宋長明和宋南升相視一眼,心動嗎?
當然!太TM的心動了。
可就這麽答應下來,兩人多少又有些不甘。
宋長明磨了磨後牙槽,“大隊裏還缺台收音機……”話沒說完,在宋啟海的注視下,他的臉紅了。

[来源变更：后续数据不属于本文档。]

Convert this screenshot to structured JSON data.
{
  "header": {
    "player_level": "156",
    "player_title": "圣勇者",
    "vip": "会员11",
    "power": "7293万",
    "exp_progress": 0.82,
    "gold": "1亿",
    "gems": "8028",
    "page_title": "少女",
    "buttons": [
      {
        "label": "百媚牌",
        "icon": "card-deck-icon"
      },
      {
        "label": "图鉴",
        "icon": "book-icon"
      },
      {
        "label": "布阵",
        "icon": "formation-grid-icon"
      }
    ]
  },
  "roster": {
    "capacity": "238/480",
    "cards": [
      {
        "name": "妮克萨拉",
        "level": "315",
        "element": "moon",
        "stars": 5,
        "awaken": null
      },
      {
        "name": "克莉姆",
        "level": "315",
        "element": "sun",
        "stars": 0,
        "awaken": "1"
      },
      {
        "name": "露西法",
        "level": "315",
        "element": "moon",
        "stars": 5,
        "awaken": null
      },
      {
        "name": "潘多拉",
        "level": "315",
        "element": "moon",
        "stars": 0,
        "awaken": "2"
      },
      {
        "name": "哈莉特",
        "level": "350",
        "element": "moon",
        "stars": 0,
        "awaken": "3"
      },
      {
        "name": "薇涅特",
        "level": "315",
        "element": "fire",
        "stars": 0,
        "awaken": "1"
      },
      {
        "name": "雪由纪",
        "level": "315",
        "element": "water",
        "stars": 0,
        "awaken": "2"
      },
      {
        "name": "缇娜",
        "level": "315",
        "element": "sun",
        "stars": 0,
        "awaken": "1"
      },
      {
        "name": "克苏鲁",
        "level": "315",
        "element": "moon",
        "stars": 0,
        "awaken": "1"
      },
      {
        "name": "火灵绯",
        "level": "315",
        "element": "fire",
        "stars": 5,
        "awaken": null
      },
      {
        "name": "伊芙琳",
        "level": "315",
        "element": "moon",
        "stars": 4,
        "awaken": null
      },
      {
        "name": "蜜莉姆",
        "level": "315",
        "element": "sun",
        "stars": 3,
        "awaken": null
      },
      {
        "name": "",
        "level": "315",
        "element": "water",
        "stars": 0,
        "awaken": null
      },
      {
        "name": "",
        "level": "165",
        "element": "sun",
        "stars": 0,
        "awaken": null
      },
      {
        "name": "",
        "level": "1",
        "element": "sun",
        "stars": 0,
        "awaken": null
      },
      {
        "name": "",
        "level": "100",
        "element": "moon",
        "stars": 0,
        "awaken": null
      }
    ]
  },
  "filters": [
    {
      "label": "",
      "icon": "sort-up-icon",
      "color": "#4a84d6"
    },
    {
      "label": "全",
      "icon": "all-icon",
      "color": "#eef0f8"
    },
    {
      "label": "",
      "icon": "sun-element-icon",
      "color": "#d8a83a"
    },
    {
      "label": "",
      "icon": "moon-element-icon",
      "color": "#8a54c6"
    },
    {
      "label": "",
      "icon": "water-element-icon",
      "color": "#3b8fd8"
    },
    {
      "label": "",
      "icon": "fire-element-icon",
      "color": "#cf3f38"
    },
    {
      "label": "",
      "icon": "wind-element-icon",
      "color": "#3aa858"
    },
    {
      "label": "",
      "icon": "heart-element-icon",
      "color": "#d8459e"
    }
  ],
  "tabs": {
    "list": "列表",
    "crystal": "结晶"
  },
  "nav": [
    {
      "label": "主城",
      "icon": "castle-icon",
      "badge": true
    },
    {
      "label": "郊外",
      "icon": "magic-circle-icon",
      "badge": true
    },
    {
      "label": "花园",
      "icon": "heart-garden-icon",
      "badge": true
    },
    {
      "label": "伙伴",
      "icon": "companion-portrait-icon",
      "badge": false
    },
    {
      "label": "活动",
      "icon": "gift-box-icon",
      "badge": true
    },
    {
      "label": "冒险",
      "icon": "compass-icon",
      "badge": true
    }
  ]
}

“行!”宋啟海一笑,“收音機、自行車的票,我等會兒就給你們拿過來,”他點點宋南升麵前的紙筆,“寫吧,派出所那邊還等著呢。”
宋長明:“隻是票?”不是實物。
宋啟海眼一眯,裏麵的光冷得能凍死人,他什麽也沒說,隻是往宋南升桌子前一靠,雙手環胸,練兵時的氣勢一升再升,無形的壓力在室內蔓延。
宋南升暗自吞了口吐沫,打哈哈道:“嗬嗬……長明說笑呢,我這就寫,這就寫。”
宋南升是看出來了,這幾年宋長明借著福寶,吃用九房的習慣了,心不知不覺地被養大了。他也不想想,九房父子是好惹的,逼急了人家一分不掏,照樣能將福寶養在名下。
你要說集結村民跟他鬧,嗬!那就更不是事了,老爺子是退休了,宋啟海回來後在縣裏可還掛著職呢,隻是這麽些年打著修養的名義沒去上班罷了。鬧起來,人家眼不見心不煩,帶著福寶往縣裏一搬,村長的職位再給你一捋,你又能如何?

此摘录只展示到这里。